Elephants putting strain on Kenya's ecosystem - report

 

ELEPHANTS ARE destroying Kenya’s national parks, trampling woodland and putting other species at risk, according to a new report.

The giant mammals need vast areas of land to graze and trying to protect them inside parks is putting a strain on the rest of the ecosystem.

The finding is part of a study that discovered Kenya’s famous wild animal population is dying off at the same rate inside protected parks as outside – 40 per cent in 20 years.

Kenyan scientists concluded that a radical review of the country’s conservation policies was needed and that open spaces around the country’s network of wildlife havens need to be better protected.

Dr David Western, founder of the African Conservation Centre in Nairobi, said the practice of protecting elephants from poachers inside national parks had changed the local ecology.

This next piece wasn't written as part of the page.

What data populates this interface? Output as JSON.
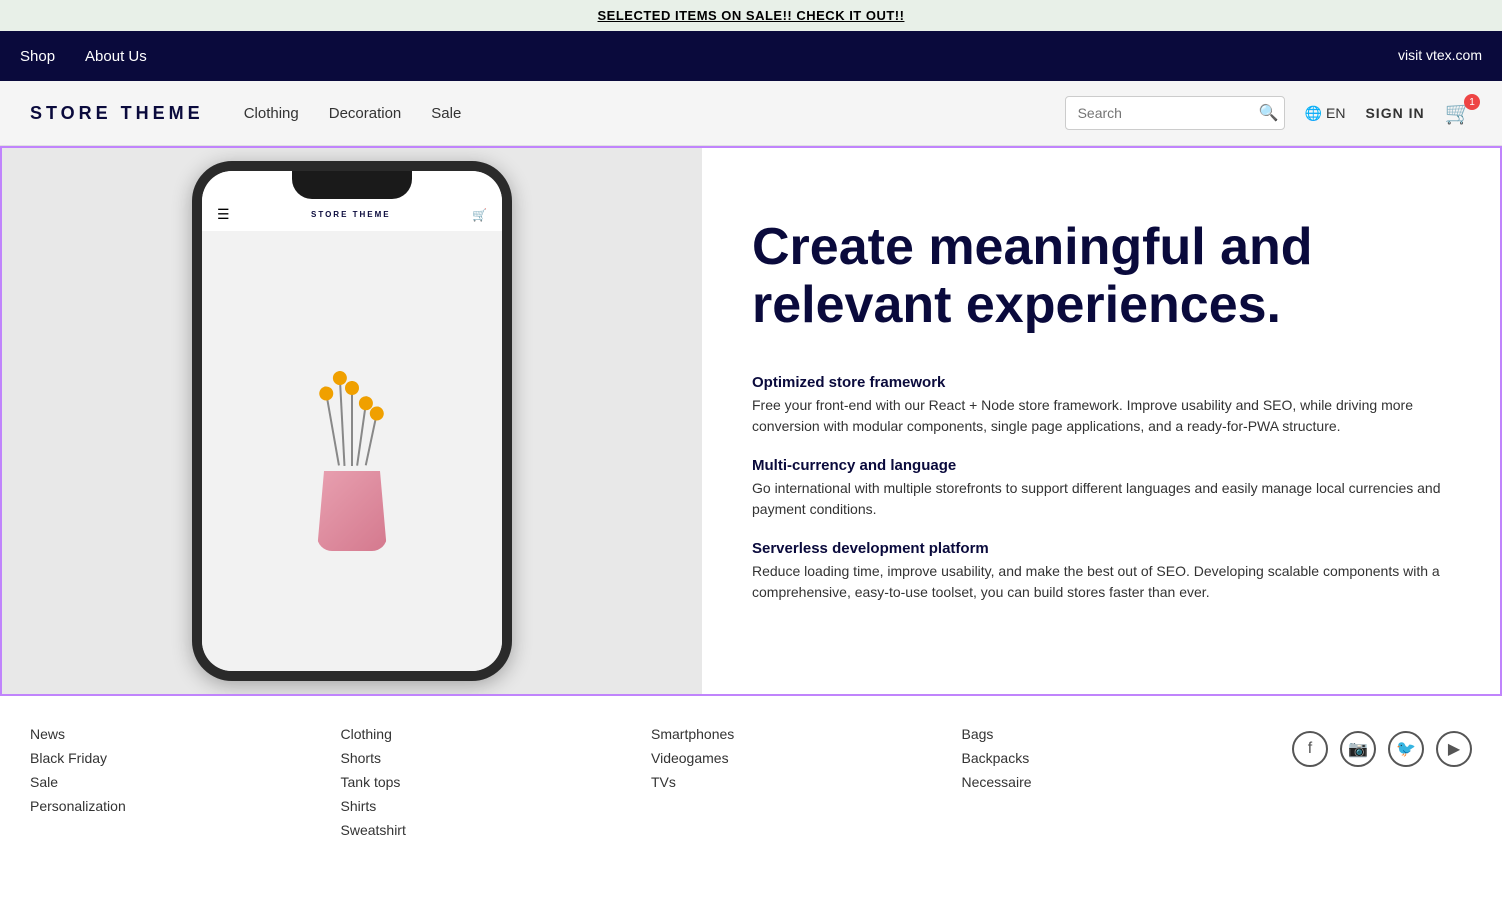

“Elephants need a lot of space,” said Dr Western. “They move around. But now that they have been limited to smaller areas, they’re taking out the woody vegetation and reducing the overall biodiversity in the national parks.

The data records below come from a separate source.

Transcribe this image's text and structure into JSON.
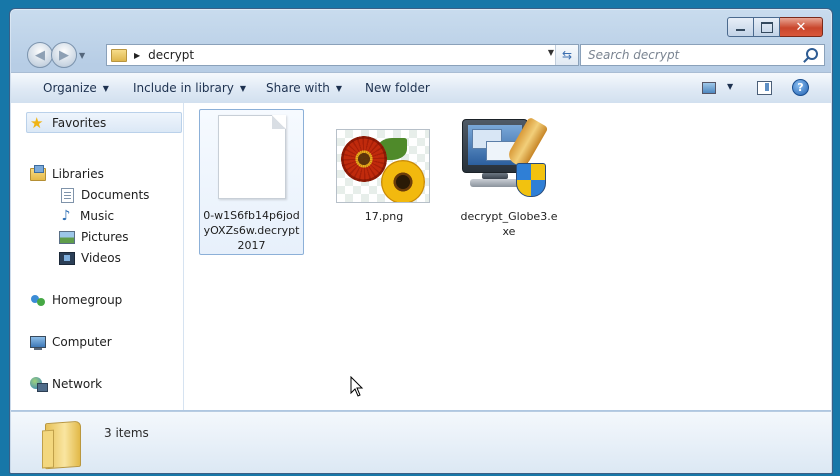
{
  "window": {
    "address_path": "decrypt",
    "search_placeholder": "Search decrypt"
  },
  "toolbar": {
    "organize": "Organize",
    "include_in_library": "Include in library",
    "share_with": "Share with",
    "new_folder": "New folder"
  },
  "nav": {
    "favorites": "Favorites",
    "libraries": "Libraries",
    "documents": "Documents",
    "music": "Music",
    "pictures": "Pictures",
    "videos": "Videos",
    "homegroup": "Homegroup",
    "computer": "Computer",
    "network": "Network"
  },
  "files": [
    {
      "name_line1": "0-w1S6fb14p6jod",
      "name_line2": "yOXZs6w.decrypt",
      "name_line3": "2017"
    },
    {
      "name_line1": "17.png"
    },
    {
      "name_line1": "decrypt_Globe3.e",
      "name_line2": "xe"
    }
  ],
  "details": {
    "item_count": "3 items"
  },
  "colors": {
    "desktop": "#1777a8",
    "selection_border": "#8cb0d8",
    "close_button": "#c9462c"
  }
}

“We’re seeing throughout our parks in Kenya a change from woody habitats to grassland habitats. As a result, we’re losing the species that thrive in woody areas, such as giraffe, lesser kudu and impala.”

Elephants have thrived in Kenya since hunting was banned in the 1970s and the East African country has led efforts to stamp out ivory poaching. But that has brought a jumbo problem.

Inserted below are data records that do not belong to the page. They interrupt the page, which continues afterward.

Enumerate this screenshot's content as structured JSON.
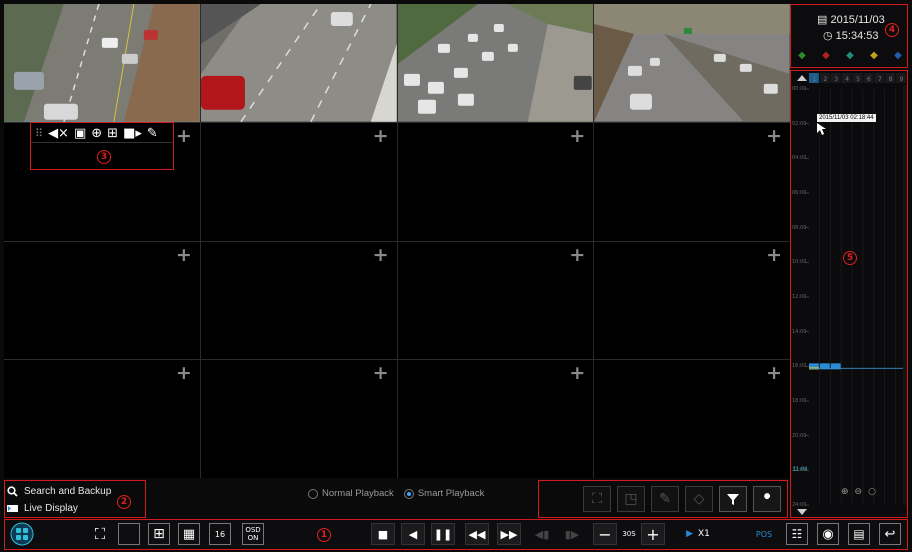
{
  "channel_toolbar": {
    "icons": [
      "drag-handle-icon",
      "audio-icon",
      "snapshot-icon",
      "zoom-icon",
      "tag-icon",
      "record-icon",
      "edit-icon"
    ],
    "annotation": "3"
  },
  "left_panel": {
    "search_label": "Search and Backup",
    "live_label": "Live Display",
    "annotation": "2"
  },
  "playback_mode": {
    "normal_label": "Normal Playback",
    "smart_label": "Smart Playback",
    "selected": "smart"
  },
  "datetime": {
    "date": "2015/11/03",
    "time": "15:34:53",
    "annotation": "4"
  },
  "timeline": {
    "tooltip": "2015/11/03 02:18:44",
    "annotation": "5",
    "hours": [
      "00:00",
      "02:00",
      "04:00",
      "06:00",
      "08:00",
      "10:00",
      "12:00",
      "14:00",
      "16:00",
      "18:00",
      "20:00",
      "22:00",
      "24:00"
    ],
    "channels": [
      "1",
      "2",
      "3",
      "4",
      "5",
      "6",
      "7",
      "8",
      "9"
    ],
    "marker_label": "11:04"
  },
  "bottom_bar": {
    "annotation": "1",
    "interval": "30S",
    "speed": "X1",
    "pos_label": "POS",
    "osd_line1": "OSD",
    "osd_line2": "ON",
    "split_label": "16"
  },
  "colors": {
    "accent": "#2fc0d8",
    "annotation": "#d21c1c",
    "record_marker": "#2a8bd6"
  }
}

Not only do they crash through woodland, uprooting trees and trampling undergrowth, but people living around the parks complain that elephants destroy crops and endanger lives.

Dr Western added: “What happens is that wildlife now becomes a threat to their agriculture and their pastoral way of life. So they willingly invite poachers to get rid of the wildlife.”

His paper, published in the online science journal PLoS One, reviewed 30 years of wildlife data and concluded that the parks were creating additional pressures.

“Parks in Kenya were set aside in areas where people saw large aggregations of animals and typically these were the areas where animals congregated during the dry seasons,” he said. “They ignored seasonal migrations because people didn’t know where these animals migrated to, in many cases.” The result is that large areas of the animals’ range is unprotected, which means migration routes and sources of food are being destroyed each year.

Poaching has never gone away either.

Last week the Kenyan authorities seized $1 million of elephant tusks and black rhinoceros horns which were being transported from southern Africa to Asia. Some of the 16 tusks and two horns were still coated with blood, suggesting the animals had been killed recently.